The difficulties facing a party attempting to set aside a contract by relying on the legal remedy of economic duress were illustrated in the Riat case in which the guarantor ultimately failed to prove it. However there may be circumstances where an economic duress argument could be successful. Before actively considering to advance this legal remedy, it is worthwhile thinking about the following five issues:
An individual or company (hereafter referred to as the "victim”) arguing economic duress must be able to differentiate from the 'commercial rough and tumble' of the pressures of normal commercial bargaining.
To assist with telling them apart, a detailed assessment of all the facts in any given case will need to be undertaken. For example, were the bank’s actions an actual or threatened breach of contract?
An economic duress argument will fail if the victim is unable to persuade the Court that they had any realistic practical alternative but to submit to the pressure and sign up to the contract put before them.
Accordingly, the victim will need to provide evidence that he could not have obtained the contractual objectives via a third party. The victim is likely to have been held to have been influenced by the threat If there was no realistic alternative.
A victim will have a better chance of succeeding if they have protested at the time of entering into the contract. It is important to protest because a failure to do so may point to the victim having ‘gone along’ with the contract and be held to have affirmed it.
In other words, the bank would argue that the victim waived the duress by carrying out the contract as agreed. A lack of protest would not necessarily be fatal so long as there hasn’t been much of a delay between entering contract and complaining to the bank.
If the victim had the benefit of independent legal advice at the time of entering into the contract then this will be a factor which weakens the victim’s argument. It is inferred by the Court that if there were duress then the solicitor would have advised the victim to complain and if they haven’t done so then that suggests victim voluntarily consented to the contract.
It should be remembered that it is the party arguing economic duress that carries the burden of proof. The victim will need to prove that the duress was a significant cause that induced them to enter into the contract.
If the bank acted in bad faith then this would be a factor which would increase the likelihood that there has been unlawful pressure exerted on the victim.
If economic duress can be successfully proved then the Court may terminate the agreement and allow the victim to recoup all monies paid.

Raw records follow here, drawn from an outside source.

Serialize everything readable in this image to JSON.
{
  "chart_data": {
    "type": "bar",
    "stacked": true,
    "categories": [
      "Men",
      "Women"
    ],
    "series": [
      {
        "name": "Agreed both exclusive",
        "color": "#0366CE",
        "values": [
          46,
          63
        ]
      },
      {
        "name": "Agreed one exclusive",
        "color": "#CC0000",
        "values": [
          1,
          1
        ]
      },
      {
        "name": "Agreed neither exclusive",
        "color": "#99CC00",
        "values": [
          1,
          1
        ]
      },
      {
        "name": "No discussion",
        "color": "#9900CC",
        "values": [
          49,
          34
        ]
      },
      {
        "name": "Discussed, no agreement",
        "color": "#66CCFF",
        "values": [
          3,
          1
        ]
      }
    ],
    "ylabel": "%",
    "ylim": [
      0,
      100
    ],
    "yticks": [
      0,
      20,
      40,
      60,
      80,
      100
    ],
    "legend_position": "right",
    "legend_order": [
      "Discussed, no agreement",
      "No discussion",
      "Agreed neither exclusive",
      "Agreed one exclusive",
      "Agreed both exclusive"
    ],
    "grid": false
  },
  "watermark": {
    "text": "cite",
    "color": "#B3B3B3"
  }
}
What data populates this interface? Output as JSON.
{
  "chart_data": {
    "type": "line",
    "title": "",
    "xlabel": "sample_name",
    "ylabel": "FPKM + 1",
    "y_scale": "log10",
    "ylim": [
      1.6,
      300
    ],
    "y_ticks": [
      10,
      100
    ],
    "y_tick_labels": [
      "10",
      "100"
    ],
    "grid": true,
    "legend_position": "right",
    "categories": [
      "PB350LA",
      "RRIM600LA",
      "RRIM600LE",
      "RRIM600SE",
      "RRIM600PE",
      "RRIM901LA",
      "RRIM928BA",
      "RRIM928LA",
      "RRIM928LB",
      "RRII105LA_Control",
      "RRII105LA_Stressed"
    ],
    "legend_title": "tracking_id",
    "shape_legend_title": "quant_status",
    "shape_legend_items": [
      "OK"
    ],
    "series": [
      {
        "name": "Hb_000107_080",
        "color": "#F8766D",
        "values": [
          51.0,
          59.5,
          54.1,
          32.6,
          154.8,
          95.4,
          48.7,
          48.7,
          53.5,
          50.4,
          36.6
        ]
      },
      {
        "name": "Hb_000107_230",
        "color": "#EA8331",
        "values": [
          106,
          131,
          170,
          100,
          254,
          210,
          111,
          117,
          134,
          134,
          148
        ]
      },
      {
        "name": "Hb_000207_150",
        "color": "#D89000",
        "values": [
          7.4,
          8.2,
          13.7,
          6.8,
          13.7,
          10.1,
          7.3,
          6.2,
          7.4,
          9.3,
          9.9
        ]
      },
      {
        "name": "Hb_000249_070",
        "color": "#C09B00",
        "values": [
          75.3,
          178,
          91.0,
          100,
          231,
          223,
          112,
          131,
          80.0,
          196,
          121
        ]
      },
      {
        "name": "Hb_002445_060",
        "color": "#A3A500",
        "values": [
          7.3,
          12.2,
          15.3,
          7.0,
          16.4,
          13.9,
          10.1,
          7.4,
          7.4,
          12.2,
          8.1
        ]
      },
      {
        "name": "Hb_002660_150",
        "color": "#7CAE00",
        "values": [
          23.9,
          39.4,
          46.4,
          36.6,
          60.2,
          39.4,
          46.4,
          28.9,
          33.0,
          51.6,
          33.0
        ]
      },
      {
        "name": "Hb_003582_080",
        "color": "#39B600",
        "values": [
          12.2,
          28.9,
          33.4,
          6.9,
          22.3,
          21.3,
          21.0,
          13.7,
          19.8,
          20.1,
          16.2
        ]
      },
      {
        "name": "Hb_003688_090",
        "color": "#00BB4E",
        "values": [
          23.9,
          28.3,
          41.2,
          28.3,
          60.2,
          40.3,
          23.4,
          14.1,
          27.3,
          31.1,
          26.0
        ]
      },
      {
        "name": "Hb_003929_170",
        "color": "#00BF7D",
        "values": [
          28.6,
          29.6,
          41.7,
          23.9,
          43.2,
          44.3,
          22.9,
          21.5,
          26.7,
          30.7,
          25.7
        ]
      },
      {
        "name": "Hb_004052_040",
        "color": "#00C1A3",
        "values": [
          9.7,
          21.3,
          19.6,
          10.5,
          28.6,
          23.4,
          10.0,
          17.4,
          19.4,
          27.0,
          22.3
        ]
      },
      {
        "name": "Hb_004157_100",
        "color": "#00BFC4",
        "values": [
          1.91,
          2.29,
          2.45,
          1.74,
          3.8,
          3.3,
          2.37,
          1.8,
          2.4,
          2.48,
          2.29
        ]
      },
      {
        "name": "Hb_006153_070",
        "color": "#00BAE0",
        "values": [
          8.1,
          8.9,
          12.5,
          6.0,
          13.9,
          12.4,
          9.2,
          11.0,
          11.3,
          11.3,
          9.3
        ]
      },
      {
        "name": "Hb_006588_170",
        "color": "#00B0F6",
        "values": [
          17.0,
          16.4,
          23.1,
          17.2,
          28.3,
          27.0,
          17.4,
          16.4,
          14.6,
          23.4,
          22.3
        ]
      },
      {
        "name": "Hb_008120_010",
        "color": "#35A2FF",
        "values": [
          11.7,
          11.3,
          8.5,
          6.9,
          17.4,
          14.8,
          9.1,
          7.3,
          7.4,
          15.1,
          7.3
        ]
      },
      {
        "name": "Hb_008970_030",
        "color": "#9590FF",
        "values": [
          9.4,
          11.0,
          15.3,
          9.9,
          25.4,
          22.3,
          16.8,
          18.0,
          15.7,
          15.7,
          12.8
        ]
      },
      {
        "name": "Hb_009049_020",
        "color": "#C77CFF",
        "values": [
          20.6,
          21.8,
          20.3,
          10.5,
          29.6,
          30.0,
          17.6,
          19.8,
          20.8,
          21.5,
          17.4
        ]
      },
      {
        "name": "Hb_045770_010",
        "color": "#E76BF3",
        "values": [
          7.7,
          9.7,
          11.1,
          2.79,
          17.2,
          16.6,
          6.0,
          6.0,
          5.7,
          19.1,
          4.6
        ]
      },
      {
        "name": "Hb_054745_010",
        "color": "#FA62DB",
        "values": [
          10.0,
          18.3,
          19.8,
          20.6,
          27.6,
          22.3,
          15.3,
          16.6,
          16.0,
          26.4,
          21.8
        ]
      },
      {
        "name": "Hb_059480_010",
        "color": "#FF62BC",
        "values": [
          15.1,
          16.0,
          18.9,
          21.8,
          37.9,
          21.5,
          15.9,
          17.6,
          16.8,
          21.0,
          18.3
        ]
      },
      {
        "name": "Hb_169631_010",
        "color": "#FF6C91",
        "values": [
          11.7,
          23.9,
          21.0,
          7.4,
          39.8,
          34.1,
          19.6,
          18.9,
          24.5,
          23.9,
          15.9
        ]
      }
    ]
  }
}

There have been some notable successful English cases (although no economic duress cases brought in Scotland yet to our knowledge) such as Kolmar Group AG v Traxpo Enterprises Pvt Ltd  EWHC 113 (Comm) but it should be kept in mind that this is a difficult legal remedy to prove and legal advice should be sought at an early stage to assess the prospects of success before significant time and money is spent litigating the issue in Court.